Abstract

Temporal Action Proposal Generation (TAPG) is a promising but challenging task with a wide range of practical applications. Although state-of-the-art methods have made significant progress in TAPG, most ignore the impact of the temporal scales of action and lack the exploitation of effective boundary contexts. In this paper, we propose a simple but effective unified framework named Temporal Context Modeling Network (TCMNet) that generates temporal action proposals. TCMNet innovatively uses convolutional filters with different dilation rates to address the temporal scale issue. Specifically, TCMNet contains a BaseNet with dilated convolutions (DBNet), an Action Completeness Module (ACM), and a Temporal Boundary Generator (TBG). The DBNet aims to model temporal information.
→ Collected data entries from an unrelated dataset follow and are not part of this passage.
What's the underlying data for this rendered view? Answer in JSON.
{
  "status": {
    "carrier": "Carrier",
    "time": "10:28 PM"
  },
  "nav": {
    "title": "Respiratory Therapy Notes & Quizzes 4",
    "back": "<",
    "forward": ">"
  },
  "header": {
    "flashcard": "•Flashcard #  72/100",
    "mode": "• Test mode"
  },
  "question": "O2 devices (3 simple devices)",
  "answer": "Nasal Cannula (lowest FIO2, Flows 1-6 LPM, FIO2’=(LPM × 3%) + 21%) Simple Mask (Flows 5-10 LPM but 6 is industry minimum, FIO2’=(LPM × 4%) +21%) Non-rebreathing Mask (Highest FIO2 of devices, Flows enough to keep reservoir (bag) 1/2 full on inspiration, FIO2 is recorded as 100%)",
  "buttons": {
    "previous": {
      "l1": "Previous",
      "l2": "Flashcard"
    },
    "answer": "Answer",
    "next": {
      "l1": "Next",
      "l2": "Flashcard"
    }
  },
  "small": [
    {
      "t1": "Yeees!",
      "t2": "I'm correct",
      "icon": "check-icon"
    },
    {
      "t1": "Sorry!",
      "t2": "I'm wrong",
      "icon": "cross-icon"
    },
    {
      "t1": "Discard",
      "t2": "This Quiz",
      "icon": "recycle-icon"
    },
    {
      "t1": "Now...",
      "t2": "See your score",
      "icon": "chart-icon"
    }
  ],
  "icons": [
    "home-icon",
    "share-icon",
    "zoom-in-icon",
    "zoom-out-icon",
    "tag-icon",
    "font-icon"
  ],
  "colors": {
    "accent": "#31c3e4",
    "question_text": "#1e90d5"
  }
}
It handles input video features through different dilated convolutional layers and outputs a feature sequence as the input of ACM and TBG. The ACM aims to evaluate the confidence scores of densely distributed proposals. The TBG is designed to enrich the boundary context of an action instance. The TBG can generate action boundaries with high precision and high recall through a local–global complementary structure. We conduct comprehensive evaluations on two challenging video benchmarks: ActivityNet-1.3 and THUMOS14. Extensive experiments demonstrate the effectiveness of the proposed TCMNet on tasks of temporal action proposal generation and temporal action detection.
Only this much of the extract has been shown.